9

I have a simple message board, let's say: mywebsite.com, that allows users to post their messages. Currently the board makes all links clickable, ie. when someone posts something that starts with:

http://, https://, www., http://www., https://www.

then the script automatically makes them as links (ie. adds the A href.. tag).

THE PROBLEM - there is too much spam. So my idea is to automatically remove the above http|s/www so that these don't become 'clickable links.' HOWEVER, I want to allow posters to link to pages within my site, ie. not to remove http|s/www when the message contains link/s to mywebsite.com.

My idea was to create two arrays:

$removeParts = array('http://', 'https://', 'www.', 'http://www.', 'https://www.');

$keepParts = array('http://mywebsite.com', 'http://www.mywebsite.com', 'www.mywebsite.com', 'http://mywebsite.com', 'https://www.mywebsite.com', 'https://mywebsite.com');

but I don't know how to use them correctly (probably str_replace could work somehow).

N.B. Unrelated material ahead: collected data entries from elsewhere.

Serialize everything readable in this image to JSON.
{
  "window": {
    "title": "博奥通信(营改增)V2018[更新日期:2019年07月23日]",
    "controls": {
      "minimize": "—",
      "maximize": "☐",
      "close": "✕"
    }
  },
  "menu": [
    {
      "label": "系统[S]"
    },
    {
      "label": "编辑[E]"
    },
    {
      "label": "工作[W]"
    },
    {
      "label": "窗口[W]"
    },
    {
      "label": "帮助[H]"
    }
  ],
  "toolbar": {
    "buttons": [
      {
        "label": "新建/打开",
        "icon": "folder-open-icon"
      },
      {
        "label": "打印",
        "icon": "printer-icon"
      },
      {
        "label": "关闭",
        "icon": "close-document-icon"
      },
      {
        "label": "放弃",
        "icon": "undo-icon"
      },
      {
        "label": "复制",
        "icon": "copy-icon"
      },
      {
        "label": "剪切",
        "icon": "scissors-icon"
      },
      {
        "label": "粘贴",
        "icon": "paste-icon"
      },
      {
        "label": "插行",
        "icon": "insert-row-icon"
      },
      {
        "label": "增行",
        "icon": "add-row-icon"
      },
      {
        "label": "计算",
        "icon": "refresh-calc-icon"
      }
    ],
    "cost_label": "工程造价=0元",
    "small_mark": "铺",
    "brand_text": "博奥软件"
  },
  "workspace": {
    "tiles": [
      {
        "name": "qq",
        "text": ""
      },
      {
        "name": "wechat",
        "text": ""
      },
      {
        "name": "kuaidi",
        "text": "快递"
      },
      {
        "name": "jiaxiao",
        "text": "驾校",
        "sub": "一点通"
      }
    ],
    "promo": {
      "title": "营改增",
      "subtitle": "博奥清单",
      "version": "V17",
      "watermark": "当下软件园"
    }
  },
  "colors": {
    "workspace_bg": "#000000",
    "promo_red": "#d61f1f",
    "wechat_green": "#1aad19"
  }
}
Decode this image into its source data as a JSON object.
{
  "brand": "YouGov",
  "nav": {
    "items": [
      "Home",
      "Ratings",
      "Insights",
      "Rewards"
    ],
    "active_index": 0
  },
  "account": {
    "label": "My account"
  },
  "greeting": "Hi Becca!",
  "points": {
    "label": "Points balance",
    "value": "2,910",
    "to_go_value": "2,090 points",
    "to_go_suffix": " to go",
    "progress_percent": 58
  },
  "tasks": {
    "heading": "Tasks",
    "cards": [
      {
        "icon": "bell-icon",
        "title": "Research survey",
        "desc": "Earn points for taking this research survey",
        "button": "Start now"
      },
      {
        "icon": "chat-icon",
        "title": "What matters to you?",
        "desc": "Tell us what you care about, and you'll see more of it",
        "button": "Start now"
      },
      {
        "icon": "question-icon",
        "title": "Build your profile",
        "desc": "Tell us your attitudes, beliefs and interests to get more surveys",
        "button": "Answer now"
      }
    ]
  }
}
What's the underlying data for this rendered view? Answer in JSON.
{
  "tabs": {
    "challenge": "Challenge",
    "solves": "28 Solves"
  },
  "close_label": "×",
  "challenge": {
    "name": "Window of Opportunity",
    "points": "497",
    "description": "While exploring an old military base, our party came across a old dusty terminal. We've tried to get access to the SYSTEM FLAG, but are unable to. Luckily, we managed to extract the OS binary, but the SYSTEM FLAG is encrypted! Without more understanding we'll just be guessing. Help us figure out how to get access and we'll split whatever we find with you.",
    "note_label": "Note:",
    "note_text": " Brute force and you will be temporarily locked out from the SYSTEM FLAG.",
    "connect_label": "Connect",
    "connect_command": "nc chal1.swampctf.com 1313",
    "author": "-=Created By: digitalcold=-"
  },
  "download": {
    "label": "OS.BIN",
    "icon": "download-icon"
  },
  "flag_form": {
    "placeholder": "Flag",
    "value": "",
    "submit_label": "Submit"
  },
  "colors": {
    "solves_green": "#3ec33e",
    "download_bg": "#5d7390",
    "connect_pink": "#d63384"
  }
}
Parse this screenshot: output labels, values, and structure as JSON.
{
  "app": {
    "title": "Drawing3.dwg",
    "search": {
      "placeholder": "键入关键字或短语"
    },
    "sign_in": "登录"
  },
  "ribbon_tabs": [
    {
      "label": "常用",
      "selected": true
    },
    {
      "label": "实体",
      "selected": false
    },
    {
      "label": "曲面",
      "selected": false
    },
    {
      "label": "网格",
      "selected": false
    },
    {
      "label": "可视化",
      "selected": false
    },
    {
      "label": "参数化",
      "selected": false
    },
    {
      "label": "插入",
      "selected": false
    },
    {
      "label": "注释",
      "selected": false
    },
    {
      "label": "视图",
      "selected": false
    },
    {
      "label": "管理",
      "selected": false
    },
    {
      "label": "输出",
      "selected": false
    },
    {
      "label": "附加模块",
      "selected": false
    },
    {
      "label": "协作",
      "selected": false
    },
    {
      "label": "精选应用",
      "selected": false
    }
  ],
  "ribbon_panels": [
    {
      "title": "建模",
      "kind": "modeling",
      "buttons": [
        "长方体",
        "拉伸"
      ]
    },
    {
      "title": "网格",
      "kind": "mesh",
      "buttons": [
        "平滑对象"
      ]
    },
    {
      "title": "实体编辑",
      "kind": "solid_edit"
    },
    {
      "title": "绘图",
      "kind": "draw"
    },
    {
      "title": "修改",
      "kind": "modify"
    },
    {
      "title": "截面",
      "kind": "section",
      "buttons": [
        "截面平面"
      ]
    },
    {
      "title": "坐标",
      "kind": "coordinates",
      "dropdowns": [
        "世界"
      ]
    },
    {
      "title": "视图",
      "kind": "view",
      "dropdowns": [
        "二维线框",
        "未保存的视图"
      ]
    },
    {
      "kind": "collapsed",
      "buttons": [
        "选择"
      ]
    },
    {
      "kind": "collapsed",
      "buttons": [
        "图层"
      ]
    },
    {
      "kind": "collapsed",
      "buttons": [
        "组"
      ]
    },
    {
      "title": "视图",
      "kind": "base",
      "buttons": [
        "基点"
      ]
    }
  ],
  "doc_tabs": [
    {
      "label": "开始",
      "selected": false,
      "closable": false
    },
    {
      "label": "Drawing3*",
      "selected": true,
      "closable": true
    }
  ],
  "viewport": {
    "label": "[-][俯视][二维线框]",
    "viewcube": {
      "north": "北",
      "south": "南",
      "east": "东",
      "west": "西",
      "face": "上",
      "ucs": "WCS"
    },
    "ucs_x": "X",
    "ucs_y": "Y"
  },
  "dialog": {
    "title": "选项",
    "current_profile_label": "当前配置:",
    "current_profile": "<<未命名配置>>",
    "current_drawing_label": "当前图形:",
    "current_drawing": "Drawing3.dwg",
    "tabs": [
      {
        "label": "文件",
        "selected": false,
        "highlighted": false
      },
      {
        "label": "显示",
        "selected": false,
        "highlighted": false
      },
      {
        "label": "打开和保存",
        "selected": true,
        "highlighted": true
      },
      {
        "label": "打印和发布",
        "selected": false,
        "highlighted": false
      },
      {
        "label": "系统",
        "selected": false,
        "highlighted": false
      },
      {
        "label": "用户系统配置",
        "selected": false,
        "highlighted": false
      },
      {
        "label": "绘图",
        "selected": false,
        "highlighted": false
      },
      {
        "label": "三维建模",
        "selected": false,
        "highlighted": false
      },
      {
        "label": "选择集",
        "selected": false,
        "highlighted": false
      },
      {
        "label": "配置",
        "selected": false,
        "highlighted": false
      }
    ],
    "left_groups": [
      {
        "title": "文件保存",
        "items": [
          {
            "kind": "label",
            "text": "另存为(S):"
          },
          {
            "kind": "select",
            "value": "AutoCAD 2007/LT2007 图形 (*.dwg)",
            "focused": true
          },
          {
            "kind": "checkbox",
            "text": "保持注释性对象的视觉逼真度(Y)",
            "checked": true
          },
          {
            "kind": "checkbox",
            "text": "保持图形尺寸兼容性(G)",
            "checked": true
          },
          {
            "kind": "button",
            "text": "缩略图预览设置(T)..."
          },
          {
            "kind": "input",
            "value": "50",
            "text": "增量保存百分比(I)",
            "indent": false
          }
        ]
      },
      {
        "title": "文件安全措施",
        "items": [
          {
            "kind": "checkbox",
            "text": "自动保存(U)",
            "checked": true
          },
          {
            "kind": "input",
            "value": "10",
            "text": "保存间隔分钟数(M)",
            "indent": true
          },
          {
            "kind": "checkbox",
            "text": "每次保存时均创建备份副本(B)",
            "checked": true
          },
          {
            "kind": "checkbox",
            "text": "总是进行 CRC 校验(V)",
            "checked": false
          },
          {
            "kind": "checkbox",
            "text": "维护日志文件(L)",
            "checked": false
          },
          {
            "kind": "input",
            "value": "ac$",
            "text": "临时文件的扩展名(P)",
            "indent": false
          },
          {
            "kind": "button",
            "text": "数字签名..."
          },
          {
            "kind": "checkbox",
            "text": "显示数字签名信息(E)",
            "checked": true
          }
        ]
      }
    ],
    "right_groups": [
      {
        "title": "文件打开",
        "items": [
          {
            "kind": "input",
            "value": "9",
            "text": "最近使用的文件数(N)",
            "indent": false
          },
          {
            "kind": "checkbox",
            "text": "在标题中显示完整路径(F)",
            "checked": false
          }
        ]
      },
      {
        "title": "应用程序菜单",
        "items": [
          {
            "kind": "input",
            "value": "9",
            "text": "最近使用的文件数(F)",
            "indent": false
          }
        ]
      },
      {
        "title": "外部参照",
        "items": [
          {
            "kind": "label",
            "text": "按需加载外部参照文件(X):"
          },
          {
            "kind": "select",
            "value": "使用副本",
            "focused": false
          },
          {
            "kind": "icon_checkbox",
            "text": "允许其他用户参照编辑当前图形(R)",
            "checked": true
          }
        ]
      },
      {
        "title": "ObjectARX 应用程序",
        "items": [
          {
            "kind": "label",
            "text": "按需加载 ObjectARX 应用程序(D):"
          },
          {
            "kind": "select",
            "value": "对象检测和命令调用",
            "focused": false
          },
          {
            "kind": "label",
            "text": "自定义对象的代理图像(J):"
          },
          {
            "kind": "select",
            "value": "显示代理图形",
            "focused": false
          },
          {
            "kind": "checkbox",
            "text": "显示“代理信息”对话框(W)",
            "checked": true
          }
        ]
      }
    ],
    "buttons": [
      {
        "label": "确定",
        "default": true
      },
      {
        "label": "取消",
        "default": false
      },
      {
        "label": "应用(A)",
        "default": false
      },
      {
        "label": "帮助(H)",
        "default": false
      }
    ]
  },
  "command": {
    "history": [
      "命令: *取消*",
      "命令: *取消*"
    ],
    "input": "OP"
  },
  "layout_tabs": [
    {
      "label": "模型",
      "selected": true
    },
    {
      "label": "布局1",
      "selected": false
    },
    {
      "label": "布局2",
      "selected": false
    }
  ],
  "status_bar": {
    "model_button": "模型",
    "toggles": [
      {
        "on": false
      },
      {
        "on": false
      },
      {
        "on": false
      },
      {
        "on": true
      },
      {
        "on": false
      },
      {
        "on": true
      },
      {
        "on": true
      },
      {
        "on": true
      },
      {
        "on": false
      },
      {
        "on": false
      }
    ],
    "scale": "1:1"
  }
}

Below is an example of $message which is before posting and after posting:

$message BEFORE:

Hello world, thanks to http://mywebsite/about I learned a lot. I found you on http://www.bing.com, https://google.com/search and on some www.spamwebsite.com/refid=spammer2.

$message AFTER:

Hello world, thanks to http://mywebsite.com/about I learned a lot. I found you on bing.com, google.com/search and on some spamwebsite.com/refid=spammer2.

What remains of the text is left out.